Как только Осинин обращался к милиционерам и по неосторожности употреблял выражение «гражданин начальник», те тотчас же преображались, и от их предупредительного тона не оставалось и следа. Некоторые испуганным, а некоторые подозрительно-колючим взглядом пронзали его и готовы были немедленно отвести в отдел.

— Документы! Предъявите ваши документы! — взвинченно от испуга кричал какой-нибудь вновь испеченный блюститель порядка, только что одевший форму.

— Что, освободились недавно? — спрашивали другие, озабоченно и вроде бы участливо.

Частые визиты участкового инспектора в восторг, безусловно, никого не приводили и служили для досужих обывателей, в особенности для пенсионеров, лишь лакомой пищей для перемывания косточек Осинина.

— К кому энто приходил сегодня Петр Васильевич? — спрашивал какой-нибудь старикан у своего соседа.

— Не знаете к кому, что ли? К тюремщику, — грозно выпучив глаза, выпаливал тот.

— Но ведь там энта самая врачиха, как ее? — тер осоловелые глаза старикан, пытаясь вспомнить, — Антонина Геннадьевна!

— Во-во, врачиха. Дак она спуталась с энтим разбойником, говорят, его банда двести человек угрохала.

— Да ну?! — в ужасе хватался за голову пенсионер и тут же в страхе скрывался в своей каморке.

Глава пятая

Высотное здание городского госбанка, построенное в стиле модерн, ничем особым не поражало; оно было неприглядным и будничным.

Южное солнце изрядно припекало, и в городе буквально парило от нагретого асфальта, серебристо мерцал воздух. Прохожих на улице было мало. На площади стояли изнуренные жаждой люди с бидонами и банками в очереди за квасом.

У входа в банк находились два постовых милиционера — молодой сержант и пожилой, с обвисшими усами, старшина. Они о чем-то лениво переговаривались и курили, не обратив внимания, как к одиноко стоявшему невдалеке от них новому, вишневого цвета «жигуленку» подошли двое человек.

— Послушай, шеф, — обратился один из них, скуластый парень с раскосыми глазами, к водителю в очках, увлеченно «пpoглaтывaющемy» какой-то детектив, — подбрось-ка нас к рынку, хорошо заплатим.

— Извините, ребята, я никого не вожу, — корректно ответил водитель.

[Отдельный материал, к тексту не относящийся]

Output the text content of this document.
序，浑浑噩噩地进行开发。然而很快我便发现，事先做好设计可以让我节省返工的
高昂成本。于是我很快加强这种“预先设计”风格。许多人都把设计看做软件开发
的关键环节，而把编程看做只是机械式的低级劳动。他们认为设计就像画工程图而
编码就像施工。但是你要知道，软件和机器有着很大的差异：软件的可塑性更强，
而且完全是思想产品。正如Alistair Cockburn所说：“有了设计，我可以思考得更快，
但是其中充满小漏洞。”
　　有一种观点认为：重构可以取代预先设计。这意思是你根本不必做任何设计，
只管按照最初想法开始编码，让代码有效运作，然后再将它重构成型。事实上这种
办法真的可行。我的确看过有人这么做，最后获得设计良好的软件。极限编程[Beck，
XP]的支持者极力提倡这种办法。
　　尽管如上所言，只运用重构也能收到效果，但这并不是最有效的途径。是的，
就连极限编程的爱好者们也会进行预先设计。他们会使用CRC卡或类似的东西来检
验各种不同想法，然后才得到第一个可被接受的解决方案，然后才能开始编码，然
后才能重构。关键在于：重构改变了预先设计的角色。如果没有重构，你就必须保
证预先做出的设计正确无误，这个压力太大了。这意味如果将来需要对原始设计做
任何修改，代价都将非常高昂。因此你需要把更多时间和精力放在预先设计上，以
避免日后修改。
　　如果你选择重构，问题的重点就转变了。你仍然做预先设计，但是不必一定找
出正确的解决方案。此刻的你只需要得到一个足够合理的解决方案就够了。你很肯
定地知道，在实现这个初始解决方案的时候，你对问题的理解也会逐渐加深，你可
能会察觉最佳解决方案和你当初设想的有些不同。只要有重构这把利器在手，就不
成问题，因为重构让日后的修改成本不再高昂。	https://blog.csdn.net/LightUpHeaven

— Ах ты гнида, сволочь очкастая, — прошипел второй парень со слегка приплюснутым носом на одутловатом лице. Был он широк в плечах и с виду неуклюж. Он резко дернул дверцу на себя и схватил водителя за грудки, пытаясь вышвырнуть его из машины, но тот молчаливо сопротивлялся. Тогда парень с узким разрезом глаз молниеносно вытащил из кармана пистолет с глушителем и в упор выстрелил в водителя. Обмякшее тело тут же вышвырнули из машины, на всякий случай выстрелили в сторону постовых милиционеров. Запрыгнув в машину, бандиты быстро завели ее. В считанные секунды «жигуленок» развил бешеную скорость.

Все произошло так быстро, что постовые, опешившие от подобного зрелища, стояли, словно загипнотизированные, широко раскрыв рты. Все виденное показалось им каким-то наваждением, и лишь когда в их сторону хлопнул выстрел, машинально нырнули в банк. Но старшина быстро пришел в себя. Он подбежал к ближайшей «Волге», шустро впрыгнул в машину и отрывисто крикнул таксисту: «Гони! Гони! Их надо хлопнуть, гадов!»

Но «жигуленок» оторвался слишком на большое расстояние, чтобы можно было настигнуть его. К тому же он исчез из вида.

— Куда ехать? За кем?! — возмущенно спросил таксист.

Старшина задумался. Из города было несколько выездов: в сторону аэропорта, ипподрома и по направлению к морю.

— На побережье! — скомандовал старшина, предполагавший, что налетчики попытаются выбраться в соседние южные республики, а там поминай как их звали. Там все будет шито-крыто. С концами.

Интуиция не подвела старшину. Через несколько десятков минут бешеной езды они увидели вдали какую-то вишневую автомашину. Водитель до конца выжал скорость, но расстояние между машинами не сокращалось; видимо, у «жигуленка» шестой модели был форсированный двигатель.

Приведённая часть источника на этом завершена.